DeAndre Jordan-Cavs, l’affare saltato nelle ultime ore di mercato: il retroscena firmato Clippers è clamoroso

LaPresse/REUTERS

Il trasferimento di DeAndre Jordan ai Cleveland Cavaliers non si sarebbe concluso nelle ultime ore di mercato: una richiesta dei Clippers avrebbe fatto saltare tutto

DeAndre Jordan sembrava uno dei candidati principali a cambiare franchigia nelle ultime ore di mercato. Il suo contratto in scadenza in estate, unito alla volontà dei Clippers di rifondare (trade di Grffin), lo avevano fatto finire nel mirino dei Cleveland Cavaliers, alla ricerca disperata di un tassello per migliorare il proprio sistema difensivo.

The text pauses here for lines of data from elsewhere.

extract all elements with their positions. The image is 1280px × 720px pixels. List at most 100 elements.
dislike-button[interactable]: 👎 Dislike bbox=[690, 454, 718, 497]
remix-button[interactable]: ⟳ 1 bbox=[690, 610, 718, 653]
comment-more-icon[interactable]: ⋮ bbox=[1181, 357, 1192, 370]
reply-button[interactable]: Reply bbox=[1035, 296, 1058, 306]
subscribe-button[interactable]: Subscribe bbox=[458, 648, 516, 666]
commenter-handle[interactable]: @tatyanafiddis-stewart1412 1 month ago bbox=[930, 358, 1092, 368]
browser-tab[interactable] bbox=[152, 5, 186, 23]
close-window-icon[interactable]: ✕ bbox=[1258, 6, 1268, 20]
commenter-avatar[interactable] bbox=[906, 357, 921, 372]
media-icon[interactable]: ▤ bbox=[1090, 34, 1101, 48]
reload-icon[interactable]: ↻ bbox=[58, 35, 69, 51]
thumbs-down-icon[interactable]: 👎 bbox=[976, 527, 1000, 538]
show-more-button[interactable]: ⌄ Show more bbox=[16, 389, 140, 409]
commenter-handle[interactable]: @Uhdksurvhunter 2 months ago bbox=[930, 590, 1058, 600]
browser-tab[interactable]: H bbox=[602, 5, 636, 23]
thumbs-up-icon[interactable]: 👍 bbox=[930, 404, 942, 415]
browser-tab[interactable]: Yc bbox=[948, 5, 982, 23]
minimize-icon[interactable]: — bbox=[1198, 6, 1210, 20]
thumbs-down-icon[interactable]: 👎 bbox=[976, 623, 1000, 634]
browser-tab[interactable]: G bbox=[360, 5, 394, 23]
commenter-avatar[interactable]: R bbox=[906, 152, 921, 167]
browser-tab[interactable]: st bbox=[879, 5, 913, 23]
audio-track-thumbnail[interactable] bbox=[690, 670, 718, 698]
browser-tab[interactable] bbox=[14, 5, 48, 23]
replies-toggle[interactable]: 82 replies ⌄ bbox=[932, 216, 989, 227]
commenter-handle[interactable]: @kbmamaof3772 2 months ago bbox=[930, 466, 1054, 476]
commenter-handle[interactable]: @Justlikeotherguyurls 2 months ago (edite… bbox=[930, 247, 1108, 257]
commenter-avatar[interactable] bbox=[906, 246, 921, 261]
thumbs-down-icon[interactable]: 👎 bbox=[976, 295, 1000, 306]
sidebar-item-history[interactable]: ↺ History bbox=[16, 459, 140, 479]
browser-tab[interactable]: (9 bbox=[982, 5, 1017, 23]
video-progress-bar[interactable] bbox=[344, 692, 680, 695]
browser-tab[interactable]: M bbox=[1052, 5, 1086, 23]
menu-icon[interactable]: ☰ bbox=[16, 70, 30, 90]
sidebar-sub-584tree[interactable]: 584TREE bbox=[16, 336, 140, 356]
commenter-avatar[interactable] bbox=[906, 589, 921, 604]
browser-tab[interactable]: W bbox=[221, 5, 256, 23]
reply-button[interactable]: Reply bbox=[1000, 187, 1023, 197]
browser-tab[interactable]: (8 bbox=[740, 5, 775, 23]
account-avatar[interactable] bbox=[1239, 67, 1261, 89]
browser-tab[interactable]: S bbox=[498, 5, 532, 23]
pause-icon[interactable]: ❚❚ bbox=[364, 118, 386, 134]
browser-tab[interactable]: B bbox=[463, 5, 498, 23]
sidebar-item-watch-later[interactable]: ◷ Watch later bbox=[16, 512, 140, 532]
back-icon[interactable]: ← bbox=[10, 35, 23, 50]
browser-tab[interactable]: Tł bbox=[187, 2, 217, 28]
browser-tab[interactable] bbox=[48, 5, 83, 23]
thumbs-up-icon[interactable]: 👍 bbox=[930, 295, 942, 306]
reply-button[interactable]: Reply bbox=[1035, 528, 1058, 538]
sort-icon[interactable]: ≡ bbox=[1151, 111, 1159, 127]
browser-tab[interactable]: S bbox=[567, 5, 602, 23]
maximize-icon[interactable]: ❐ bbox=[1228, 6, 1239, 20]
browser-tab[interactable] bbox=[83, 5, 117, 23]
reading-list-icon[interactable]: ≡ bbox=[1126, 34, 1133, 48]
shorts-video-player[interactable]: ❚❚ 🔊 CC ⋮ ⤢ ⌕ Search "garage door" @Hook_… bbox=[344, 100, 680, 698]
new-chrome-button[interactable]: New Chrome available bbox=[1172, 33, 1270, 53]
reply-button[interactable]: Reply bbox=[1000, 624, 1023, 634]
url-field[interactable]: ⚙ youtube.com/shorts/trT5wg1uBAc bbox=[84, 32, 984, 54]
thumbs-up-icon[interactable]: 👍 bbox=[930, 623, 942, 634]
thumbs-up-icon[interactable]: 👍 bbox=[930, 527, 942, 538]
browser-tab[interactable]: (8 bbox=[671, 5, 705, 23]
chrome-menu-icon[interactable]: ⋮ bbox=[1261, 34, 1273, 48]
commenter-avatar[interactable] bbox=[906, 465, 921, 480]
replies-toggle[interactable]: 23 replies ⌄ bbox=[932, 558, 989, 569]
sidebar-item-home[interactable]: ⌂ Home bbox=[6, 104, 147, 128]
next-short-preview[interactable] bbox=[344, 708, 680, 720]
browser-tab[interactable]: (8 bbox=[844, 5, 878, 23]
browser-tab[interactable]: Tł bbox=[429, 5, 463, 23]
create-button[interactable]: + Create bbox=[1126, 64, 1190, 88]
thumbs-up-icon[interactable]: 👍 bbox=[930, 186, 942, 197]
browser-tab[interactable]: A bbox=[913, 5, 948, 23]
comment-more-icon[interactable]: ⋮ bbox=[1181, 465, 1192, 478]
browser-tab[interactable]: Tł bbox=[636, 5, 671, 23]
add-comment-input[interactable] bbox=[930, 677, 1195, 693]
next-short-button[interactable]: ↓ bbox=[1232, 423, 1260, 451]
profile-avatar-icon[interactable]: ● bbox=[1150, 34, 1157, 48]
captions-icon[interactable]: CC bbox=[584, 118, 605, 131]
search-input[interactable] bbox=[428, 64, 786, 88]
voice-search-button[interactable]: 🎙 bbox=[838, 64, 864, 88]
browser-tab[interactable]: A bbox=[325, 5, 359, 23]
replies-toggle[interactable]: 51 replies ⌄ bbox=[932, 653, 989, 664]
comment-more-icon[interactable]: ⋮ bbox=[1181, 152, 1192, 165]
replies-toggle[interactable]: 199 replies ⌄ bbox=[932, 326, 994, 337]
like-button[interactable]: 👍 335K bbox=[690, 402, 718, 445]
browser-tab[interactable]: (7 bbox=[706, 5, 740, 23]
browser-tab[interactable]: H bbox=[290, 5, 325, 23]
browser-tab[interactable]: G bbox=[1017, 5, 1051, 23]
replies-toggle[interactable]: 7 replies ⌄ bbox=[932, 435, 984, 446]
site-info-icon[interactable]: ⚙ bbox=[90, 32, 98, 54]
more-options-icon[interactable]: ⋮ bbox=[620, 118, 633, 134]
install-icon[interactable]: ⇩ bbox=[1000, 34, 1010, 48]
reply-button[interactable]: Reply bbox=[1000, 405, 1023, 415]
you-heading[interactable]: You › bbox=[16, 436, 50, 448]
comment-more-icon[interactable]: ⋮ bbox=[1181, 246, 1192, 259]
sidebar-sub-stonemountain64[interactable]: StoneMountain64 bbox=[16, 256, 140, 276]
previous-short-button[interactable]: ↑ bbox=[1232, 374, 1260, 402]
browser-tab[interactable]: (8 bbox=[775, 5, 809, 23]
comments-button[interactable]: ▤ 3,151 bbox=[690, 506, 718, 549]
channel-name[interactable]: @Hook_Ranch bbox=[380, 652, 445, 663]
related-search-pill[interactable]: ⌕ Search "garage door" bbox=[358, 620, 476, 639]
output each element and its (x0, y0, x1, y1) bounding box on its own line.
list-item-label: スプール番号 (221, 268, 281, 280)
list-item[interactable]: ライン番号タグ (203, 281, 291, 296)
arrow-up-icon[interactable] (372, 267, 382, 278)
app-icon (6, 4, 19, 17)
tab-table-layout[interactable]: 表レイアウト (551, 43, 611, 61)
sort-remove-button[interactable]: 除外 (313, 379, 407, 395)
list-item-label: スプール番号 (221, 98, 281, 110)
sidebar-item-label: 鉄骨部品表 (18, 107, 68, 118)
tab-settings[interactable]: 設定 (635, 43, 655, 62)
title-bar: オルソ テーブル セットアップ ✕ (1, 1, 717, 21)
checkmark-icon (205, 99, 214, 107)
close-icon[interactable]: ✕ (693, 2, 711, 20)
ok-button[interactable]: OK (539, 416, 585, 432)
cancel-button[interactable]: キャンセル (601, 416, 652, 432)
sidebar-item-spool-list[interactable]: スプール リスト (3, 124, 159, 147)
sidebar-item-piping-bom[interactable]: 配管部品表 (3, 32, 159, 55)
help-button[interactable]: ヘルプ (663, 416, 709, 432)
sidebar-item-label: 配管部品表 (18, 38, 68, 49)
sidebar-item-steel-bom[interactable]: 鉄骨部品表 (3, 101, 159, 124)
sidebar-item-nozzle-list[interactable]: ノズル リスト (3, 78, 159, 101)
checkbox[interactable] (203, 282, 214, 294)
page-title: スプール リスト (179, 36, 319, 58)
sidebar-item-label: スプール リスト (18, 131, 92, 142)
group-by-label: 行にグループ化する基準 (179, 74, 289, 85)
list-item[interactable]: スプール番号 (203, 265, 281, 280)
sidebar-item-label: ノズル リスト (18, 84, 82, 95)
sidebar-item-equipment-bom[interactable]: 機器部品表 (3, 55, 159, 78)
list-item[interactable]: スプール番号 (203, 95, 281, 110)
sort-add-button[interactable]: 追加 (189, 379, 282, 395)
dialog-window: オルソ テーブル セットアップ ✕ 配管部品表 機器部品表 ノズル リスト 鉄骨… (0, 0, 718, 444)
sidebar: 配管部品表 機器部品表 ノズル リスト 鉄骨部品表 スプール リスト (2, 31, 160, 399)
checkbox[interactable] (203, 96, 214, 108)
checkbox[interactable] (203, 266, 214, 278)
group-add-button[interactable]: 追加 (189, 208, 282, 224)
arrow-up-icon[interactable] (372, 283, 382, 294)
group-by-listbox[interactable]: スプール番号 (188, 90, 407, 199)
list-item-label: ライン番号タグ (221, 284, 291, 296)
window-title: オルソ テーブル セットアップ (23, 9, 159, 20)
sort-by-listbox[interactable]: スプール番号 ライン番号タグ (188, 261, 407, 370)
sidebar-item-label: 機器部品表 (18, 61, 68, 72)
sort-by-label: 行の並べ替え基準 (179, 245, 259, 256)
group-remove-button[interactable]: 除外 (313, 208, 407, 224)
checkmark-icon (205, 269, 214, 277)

Una trattativa ben avviata, al punto che i Clippers avrebbero accettato la trade proposta dai Cavs: Jae Crowder, Channing Frye, Iman Shumpert e la prima scelta di Cleveland, in cambio di Jordan. Ma ad una condizione: trovare una terza squadra che si prendesse il contratto da 21 milioni di Shumpert e aiutasse i Clippers ad ottenere un altro centro. Impresa tutt’altro che semplice. Il gm dei Cavs, Koby Altman, non è riuscito a coinvolgere nessun terzo team e i Clippers non hanno cambiato idea su Shumpert che è stato, alla fine dei conti, il vero motivo per cui la trattativa non è avvenuta. I Cavs avrebbero provato ad inserire anche Tristan Thompson e J.R. Smith, ma i losangelini non hanno voluto sentire ragioni. Shumpert è poi passato ai Kings nella trade che ha portato George Hill alla corte di LeBron James.